74 Background: Nearly all men that experience recurrence of prostate cancer after radical prostatectomy are placed on salvage androgen deprivation therapy (sADT) in an attempt to control the disease. Yet, little is known regarding the efficacy of the treatment, the therapeutic duration or the predictors of treatment failure. Therefore, we examined our experience with sADT after radical prostatectomy in a cohort of patients with no evidence of systemic disease. Methods: We identified 1,373 patients that were treated with sADT after radical prostatectomy prior to the development of systemic disease. Clinical and pathologic variables predicting systemic progression and cancer death were evaluated using the Kaplan-Meier method and compared using the log rank test. Multivariate Cox proportional hazard regression models were used to analyze the impact of these variables on disease progression and survival. Results: Patients were treated with sADT at a median of 4.2 years after surgery. The median PSA at initiation of sADT was 1.6 ng/mL. The majority (1,234, 90%) of patients had a calculable PSA doubling time prior to the initiation of sADT. 275 patients (20.0%) experienced systemic progression at a median of 3.1 years after the start of sADT. 175 patients (12.7%) died of prostate cancer at a median of 4.7 years after the start of sADT. Factors that predicted disease progression after sADT on multivariate analysis included either neoadjuvant or adjuvant ADT (HR - 2.0, p<0.0001), increasing pathologic Gleason Score (HR - 1.18, p=0.009), increasing pathologic stage (HR - 1.3, p<0.0001), PSA at start of sADT (HR - 1.3, p<0.0001) and PSA doubling time (1.65, p<0.0001).
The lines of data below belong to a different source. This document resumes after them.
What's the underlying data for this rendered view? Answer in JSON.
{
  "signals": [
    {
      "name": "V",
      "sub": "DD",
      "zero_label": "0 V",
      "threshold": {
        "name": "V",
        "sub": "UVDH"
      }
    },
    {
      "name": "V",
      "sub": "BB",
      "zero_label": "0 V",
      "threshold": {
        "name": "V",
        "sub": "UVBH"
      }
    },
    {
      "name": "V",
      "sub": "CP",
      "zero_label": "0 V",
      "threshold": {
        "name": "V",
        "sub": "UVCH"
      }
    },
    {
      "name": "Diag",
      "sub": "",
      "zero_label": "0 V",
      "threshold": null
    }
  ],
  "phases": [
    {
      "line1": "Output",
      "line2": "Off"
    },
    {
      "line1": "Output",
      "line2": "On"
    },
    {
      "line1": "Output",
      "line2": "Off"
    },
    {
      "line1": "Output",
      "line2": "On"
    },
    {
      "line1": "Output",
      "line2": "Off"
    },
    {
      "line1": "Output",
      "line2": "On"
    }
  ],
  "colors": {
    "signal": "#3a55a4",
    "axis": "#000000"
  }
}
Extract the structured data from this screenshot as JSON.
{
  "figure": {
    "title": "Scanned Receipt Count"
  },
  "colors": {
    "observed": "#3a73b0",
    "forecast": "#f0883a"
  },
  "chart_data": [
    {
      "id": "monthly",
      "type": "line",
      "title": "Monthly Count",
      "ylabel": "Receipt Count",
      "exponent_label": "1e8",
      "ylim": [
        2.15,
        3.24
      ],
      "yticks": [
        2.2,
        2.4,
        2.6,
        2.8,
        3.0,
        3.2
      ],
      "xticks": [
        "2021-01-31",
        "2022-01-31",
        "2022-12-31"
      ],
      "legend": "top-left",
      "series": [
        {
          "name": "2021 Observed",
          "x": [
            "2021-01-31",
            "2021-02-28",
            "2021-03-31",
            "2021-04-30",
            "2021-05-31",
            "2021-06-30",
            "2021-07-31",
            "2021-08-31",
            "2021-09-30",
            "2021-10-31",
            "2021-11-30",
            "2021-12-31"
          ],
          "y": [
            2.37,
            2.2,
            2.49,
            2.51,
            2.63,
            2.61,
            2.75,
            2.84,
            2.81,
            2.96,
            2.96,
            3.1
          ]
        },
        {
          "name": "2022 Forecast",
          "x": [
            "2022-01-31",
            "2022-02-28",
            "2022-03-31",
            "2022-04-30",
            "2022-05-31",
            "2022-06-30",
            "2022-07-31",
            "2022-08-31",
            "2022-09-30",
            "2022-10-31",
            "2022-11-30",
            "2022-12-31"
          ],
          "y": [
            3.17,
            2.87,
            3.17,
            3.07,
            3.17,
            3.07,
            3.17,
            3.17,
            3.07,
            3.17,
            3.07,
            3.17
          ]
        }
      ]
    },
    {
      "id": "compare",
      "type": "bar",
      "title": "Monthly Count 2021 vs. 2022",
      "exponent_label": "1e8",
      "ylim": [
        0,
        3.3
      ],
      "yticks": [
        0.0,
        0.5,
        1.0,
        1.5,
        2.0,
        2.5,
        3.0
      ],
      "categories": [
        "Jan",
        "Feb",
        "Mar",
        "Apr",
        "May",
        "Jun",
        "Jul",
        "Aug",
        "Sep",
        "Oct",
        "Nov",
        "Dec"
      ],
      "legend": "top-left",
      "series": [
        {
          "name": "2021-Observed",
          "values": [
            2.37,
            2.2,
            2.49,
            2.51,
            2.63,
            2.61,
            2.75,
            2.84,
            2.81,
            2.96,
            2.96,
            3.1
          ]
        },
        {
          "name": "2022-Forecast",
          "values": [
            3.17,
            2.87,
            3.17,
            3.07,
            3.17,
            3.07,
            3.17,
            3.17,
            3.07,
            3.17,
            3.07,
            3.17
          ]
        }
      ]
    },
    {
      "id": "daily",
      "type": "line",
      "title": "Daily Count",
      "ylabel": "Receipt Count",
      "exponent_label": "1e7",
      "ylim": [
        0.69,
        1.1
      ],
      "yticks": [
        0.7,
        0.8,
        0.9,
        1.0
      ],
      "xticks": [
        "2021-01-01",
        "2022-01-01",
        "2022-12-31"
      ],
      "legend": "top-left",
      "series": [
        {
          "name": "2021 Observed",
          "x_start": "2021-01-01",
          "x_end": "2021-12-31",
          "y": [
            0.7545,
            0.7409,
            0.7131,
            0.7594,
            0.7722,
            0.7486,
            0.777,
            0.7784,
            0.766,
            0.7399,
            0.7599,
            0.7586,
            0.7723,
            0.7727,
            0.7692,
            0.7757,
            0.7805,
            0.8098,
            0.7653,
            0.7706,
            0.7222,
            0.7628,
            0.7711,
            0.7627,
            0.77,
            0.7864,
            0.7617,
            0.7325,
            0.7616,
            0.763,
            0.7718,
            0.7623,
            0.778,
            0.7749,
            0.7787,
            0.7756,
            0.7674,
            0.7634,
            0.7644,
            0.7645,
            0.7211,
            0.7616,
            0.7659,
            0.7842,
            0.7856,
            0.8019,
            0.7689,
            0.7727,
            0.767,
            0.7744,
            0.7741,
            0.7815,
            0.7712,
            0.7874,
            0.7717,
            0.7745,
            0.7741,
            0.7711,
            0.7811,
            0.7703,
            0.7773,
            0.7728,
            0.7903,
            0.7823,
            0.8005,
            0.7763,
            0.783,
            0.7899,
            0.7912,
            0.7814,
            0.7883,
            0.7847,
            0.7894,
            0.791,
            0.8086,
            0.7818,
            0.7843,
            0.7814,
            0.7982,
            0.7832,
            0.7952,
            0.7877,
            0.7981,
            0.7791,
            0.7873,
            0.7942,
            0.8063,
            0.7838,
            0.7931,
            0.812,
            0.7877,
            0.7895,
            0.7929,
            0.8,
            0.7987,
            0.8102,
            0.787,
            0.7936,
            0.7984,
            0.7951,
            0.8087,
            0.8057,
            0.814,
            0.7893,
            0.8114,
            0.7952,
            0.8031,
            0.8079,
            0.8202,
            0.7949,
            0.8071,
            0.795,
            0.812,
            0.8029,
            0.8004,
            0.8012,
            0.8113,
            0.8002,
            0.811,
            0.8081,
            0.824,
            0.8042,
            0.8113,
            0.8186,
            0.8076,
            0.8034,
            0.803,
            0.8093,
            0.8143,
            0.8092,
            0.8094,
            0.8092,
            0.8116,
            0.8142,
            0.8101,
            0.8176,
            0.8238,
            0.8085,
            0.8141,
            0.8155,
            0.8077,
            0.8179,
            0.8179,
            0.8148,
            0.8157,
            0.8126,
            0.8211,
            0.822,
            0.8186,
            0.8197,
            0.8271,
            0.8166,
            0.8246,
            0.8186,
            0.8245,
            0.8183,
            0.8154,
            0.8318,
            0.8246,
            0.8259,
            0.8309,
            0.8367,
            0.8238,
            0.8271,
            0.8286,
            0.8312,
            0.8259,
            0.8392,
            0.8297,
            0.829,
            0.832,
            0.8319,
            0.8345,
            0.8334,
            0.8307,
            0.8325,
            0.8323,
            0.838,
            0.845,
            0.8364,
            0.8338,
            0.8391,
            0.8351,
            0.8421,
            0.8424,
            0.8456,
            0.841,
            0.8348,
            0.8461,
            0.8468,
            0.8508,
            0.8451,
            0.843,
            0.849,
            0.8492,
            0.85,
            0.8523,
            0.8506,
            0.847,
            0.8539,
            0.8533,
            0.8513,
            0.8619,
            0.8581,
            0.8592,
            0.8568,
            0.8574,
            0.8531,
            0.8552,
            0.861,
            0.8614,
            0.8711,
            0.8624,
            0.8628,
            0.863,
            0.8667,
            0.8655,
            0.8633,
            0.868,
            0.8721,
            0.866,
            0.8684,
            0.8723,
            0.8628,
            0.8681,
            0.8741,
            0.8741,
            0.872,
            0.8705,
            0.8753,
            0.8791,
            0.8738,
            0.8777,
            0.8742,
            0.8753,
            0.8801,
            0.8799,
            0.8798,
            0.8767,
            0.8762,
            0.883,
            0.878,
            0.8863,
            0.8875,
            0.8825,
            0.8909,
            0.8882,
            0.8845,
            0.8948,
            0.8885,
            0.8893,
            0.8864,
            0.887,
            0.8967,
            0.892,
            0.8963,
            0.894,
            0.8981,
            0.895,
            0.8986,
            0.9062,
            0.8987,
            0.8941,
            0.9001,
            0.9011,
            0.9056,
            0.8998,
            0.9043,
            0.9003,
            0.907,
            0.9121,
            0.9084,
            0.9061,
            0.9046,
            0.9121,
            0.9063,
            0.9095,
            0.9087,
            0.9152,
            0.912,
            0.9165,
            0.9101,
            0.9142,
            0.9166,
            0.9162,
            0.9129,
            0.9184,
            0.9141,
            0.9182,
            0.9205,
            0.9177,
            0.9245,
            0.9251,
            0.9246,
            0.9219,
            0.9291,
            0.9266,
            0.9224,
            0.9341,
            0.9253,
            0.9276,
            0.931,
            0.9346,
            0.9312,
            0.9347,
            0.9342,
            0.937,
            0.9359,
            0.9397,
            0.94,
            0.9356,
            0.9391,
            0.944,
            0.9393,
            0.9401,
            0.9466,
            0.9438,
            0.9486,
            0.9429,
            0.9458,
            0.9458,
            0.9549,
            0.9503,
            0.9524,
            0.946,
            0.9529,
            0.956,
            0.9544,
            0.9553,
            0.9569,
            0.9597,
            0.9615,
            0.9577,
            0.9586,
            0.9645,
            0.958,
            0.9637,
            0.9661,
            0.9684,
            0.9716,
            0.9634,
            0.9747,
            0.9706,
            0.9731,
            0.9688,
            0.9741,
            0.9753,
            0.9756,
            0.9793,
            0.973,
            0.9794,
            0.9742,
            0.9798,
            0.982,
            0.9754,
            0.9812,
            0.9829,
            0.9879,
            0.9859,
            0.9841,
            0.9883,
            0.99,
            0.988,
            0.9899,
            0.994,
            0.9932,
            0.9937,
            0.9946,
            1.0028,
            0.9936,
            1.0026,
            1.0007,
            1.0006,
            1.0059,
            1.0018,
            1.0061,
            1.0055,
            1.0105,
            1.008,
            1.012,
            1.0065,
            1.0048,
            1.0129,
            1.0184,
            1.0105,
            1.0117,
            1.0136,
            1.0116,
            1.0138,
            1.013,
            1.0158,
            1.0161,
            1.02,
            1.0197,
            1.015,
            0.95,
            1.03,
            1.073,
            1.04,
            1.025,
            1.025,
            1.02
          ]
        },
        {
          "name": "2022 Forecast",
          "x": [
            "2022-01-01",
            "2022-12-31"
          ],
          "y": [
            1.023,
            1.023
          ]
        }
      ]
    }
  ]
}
Conclusions: Most men treated with sADT after radical prostatectomy prior to the development of systemic progression experience a lengthy disease-free interval. Multivariate predictors of treatment failure include prior adjuvant or neoadjuvant ADT, pathologic Gleason Score, pathologic stage, PSA level at initiation of sADT and PSA doubling time before sADT. No significant financial relationships to disclose.